Dark Mimesis : a cultural history of the scalping paradigm Peotto, Thomas


This thesis examines the history of scalp bounties, i.e., the payment of money or trade goods in wartime to volunteers, militias, and mercenaries, for the scalps of indigenous North Americans in the British North American colonies and the post-Revolutionary United States, from the mid-1630s to the end of the 19th century. Out of a general Euro-American colonial backdrop of military alliances with indigenous peoples against indigenous third parties and rival European colonies, and the offering of bounties for captives and proofs of death to indigenous and European volunteers, British colonists parted ways with other Europeans by grafting a specific request for scalps, per eastern North American practice, with a broader policy of ethnic cleansing against indigenous peoples, and the outsourcing of this work to frontier populations with a vested interest in seizing indigenous land and resources.
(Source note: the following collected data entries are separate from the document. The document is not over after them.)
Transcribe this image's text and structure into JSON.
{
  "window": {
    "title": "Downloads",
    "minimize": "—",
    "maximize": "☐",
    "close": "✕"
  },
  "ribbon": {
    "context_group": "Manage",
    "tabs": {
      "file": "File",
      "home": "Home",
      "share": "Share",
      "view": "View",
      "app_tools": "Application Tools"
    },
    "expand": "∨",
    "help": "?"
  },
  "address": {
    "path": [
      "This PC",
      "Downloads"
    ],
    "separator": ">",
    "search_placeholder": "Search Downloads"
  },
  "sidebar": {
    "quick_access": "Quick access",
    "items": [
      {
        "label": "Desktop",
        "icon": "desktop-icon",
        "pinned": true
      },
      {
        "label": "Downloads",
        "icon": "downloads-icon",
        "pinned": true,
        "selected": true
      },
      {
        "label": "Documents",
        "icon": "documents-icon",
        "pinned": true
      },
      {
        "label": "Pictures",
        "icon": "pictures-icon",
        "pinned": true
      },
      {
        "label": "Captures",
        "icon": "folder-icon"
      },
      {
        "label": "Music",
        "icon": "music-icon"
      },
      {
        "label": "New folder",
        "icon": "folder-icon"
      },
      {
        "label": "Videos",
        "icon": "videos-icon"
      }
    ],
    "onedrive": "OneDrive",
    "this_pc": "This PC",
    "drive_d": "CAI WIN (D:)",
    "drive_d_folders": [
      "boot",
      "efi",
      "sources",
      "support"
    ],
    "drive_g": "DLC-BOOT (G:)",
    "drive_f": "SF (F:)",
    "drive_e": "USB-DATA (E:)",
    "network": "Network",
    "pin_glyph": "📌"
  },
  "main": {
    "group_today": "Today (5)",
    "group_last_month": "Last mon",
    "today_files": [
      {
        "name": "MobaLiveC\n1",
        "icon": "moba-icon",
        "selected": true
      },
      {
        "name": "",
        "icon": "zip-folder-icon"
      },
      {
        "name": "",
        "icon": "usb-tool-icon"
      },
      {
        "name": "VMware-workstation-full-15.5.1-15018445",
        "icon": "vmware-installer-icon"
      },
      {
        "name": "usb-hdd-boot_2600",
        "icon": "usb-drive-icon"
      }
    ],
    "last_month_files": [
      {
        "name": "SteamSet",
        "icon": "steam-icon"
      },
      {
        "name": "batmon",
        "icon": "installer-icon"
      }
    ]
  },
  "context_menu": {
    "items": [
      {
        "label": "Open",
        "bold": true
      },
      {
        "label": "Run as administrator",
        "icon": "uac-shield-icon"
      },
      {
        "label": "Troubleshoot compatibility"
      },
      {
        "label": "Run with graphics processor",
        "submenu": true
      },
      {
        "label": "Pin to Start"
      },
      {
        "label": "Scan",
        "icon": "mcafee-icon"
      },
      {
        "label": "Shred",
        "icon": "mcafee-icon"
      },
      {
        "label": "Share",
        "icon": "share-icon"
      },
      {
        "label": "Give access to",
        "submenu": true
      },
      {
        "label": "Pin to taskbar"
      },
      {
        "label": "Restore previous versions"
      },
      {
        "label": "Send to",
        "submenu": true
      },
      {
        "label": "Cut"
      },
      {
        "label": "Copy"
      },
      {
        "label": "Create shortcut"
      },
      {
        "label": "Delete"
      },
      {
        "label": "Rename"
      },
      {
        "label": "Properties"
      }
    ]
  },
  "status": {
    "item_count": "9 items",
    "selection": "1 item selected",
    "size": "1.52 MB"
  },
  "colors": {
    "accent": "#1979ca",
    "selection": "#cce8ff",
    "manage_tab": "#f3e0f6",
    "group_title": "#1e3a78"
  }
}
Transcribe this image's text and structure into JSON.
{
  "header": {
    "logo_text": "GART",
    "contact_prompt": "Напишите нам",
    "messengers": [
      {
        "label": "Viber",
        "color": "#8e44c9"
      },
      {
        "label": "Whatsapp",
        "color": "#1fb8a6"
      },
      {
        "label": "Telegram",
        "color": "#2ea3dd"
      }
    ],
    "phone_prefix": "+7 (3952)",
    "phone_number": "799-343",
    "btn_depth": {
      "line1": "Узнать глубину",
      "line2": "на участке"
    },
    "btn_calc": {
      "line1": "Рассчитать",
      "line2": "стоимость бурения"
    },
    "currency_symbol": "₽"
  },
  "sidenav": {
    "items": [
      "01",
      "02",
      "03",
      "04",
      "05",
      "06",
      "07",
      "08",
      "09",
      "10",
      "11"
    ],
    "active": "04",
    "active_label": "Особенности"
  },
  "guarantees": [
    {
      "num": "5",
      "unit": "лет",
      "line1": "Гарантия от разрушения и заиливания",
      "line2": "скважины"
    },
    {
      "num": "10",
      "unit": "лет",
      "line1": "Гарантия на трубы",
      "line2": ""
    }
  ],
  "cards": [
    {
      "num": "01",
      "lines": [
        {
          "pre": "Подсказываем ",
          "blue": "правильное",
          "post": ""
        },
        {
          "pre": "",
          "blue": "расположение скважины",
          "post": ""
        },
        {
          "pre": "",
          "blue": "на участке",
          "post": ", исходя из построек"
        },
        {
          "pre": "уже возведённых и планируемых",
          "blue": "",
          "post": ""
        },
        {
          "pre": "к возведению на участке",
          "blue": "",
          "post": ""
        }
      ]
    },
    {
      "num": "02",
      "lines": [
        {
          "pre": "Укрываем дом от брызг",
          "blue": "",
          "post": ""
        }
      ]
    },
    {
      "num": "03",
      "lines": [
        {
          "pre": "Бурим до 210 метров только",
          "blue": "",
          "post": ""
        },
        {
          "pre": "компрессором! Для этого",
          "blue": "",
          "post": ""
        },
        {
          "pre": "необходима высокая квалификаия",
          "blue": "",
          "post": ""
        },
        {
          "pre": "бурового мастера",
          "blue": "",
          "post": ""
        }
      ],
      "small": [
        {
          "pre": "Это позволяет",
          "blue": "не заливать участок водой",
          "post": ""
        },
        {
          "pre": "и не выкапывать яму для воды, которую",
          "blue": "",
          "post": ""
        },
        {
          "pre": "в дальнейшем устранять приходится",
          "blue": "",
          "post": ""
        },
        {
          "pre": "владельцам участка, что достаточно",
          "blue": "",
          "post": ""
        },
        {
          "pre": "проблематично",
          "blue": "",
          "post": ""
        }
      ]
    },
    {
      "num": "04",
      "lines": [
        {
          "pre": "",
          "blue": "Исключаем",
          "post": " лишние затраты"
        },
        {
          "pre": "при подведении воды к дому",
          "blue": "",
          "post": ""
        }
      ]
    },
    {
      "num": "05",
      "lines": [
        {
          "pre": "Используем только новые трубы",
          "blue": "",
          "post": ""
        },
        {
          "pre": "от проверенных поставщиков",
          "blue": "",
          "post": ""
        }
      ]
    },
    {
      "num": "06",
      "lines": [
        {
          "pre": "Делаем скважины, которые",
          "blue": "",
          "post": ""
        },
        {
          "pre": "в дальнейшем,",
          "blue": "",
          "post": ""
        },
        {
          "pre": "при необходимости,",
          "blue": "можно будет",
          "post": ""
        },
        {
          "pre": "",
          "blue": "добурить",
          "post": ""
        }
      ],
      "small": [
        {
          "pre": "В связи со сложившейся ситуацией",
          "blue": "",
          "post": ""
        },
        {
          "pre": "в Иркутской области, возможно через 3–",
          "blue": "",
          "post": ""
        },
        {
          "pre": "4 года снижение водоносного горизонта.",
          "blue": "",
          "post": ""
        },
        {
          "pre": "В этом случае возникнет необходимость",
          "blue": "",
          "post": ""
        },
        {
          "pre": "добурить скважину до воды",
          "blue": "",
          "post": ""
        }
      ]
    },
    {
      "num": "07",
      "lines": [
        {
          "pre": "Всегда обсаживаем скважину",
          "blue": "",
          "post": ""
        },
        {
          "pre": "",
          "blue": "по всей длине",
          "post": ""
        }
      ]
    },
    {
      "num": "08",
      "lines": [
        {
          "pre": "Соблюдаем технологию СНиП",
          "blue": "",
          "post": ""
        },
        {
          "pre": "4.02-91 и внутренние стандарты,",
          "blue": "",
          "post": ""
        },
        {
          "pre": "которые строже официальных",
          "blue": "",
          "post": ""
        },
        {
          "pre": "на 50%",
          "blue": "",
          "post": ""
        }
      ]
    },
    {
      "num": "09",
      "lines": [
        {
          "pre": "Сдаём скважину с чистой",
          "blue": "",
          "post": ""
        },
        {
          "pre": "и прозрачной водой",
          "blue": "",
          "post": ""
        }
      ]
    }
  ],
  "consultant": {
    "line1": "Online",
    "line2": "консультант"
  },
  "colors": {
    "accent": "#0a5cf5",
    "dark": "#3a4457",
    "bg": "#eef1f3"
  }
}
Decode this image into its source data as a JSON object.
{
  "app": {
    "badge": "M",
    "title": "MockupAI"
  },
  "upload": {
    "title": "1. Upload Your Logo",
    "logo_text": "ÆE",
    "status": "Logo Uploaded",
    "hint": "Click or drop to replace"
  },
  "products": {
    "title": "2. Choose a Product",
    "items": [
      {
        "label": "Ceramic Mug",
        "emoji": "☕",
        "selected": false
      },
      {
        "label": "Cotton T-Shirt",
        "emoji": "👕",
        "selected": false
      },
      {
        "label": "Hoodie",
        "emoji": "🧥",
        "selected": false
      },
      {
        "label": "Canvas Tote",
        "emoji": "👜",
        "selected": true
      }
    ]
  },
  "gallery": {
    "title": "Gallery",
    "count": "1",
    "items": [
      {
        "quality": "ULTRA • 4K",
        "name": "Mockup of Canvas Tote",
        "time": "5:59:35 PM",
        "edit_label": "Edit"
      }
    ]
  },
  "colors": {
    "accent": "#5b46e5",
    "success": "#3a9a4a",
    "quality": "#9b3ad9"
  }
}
Synthesizing and surveying primary and secondary sources, I argue that Euro-American scalp bounties and the pursuit of those bounties, popularly known as scalp-hunting, were informed by 16th-century designations of indigenous Americans as illegitimate combatants, cross-cultural misreadings of indigenous warfare as a primordial or dysfunctional version of Europeans’, and a broader context of genocidal intent towards indigenous peoples collectively. Imagining themselves as the potential victims of Indian uprisings, Anglo-Americans invoked scalping to metonymize nightmare images of indigenous warriors as merciless and cruel; in turn, scalping was invoked to justify vigilante killings, pre-emptive violence, slave trading, and scorched earth campaigns of extirpation. Whites scalping Indians, on the other hand, was imagined as historically inevitable, and portrayed in art and culture as exemplifying their inheritance and supersession of indigenous lands, resources, and ‘American’ identity. I argue that scalp bounties among Anglo-Americans, and their justification as historically inevitable, is best understood as mimetic re-enactment of the dehumanizing stereotypes which rendered indigenous peoples as illegitimate combatants and the negative mirror image of Euro-American settlers. I refer to this bundle of ideas, truisms, stock images and narratives as “the scalping paradigm.”